There was still time for a little imaginative interpretation, philosophical reflection and even poetic insight into your miserable condition. At times, the bare plaster walls offered up figures and patterns you had never noticed before. You became interested in your sudden conversion to religion as you repeatedly groaned out the name of the Holy Father while  writhing around the room, ‘becoming animal’ and creatively blurring distinctions between bed, the carpet and the threshold between the bedroom and the hall.
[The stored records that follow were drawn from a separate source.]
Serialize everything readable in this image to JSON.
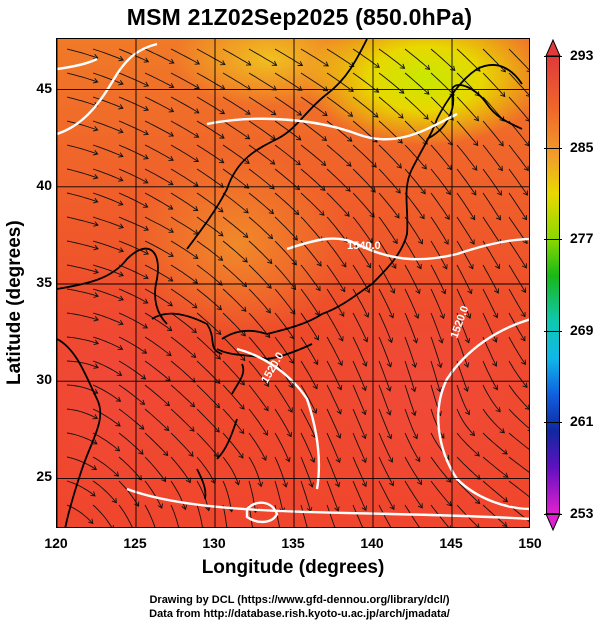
{
  "title": "MSM 21Z02Sep2025 (850.0hPa)",
  "axes": {
    "xlabel": "Longitude (degrees)",
    "ylabel": "Latitude  (degrees)",
    "x_ticks": [
      "120",
      "125",
      "130",
      "135",
      "140",
      "145",
      "150"
    ],
    "y_ticks": [
      "45",
      "40",
      "35",
      "30",
      "25"
    ]
  },
  "map": {
    "lon_range": [
      120,
      150
    ],
    "lat_range": [
      22.4,
      47.6
    ],
    "grid_lon": [
      120,
      125,
      130,
      135,
      140,
      145,
      150
    ],
    "grid_lat": [
      25,
      30,
      35,
      40,
      45
    ],
    "contour_labels": [
      "1520.0",
      "1520.0",
      "1540.0"
    ]
  },
  "colorbar": {
    "ticks": [
      "293",
      "285",
      "277",
      "269",
      "261",
      "253"
    ],
    "colors": [
      "#e03a3a",
      "#f0a02a",
      "#e8d800",
      "#18b818",
      "#10b8e8",
      "#1028a0",
      "#e020d0"
    ]
  },
  "credits": {
    "line1": "Drawing by DCL (https://www.gfd-dennou.org/library/dcl/)",
    "line2": "Data from http://database.rish.kyoto-u.ac.jp/arch/jmadata/"
  }
}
The scene outside the window also offered moments of blissful change (albeit, as it were, seen ‘through a glass nauseously’). A sudden shower drenched the leaves of a cherry tree and the sheer beauty of it brought you a brief moment of relief and pleasure, helpfully reminding you of the better self you were capable of being.

pink-clouds-at-sunset

Then late afternoon sun turned whispy clouds to a pale peach contrasting with the pale vivid blue of the sky.  Reading made you feel sick, but you thought about Nietzsche and Kafka and the ways they had philosophically alluded to the body, to our animal condition when bereft of our ‘higher faculties’, and of the notion that, in illness we are offered a rare opportunity to see our ‘self’ as something first lost to us, and then regained, as we return to what we consider our ‘real’ or ‘normal’ self.

You still don’t feel ‘100%’ as they say, but nevertheless heroically rose to complete your weekly Blogging duties (the above may not be one of your best efforts and this is the excuse). Perhaps you are doing too much and sometimes become overwhelmed, exhausted and even nauseated by the rich mix of interests you take in life and art. The past 20 years have felt like making up for lost time, grasping opportunities that seem available to you now but which were way beyond your grasp in your repeatedly ailing ‘n’ failing 20s and 30s.

Today, as you nurse your wounded body, soul and mind the lure of that more singular creative identity still beckons, the discarded dream of becoming more focused on one single activity returns. Perhaps this bout of illness is a signpost on the way to realising that possibility, or necessity.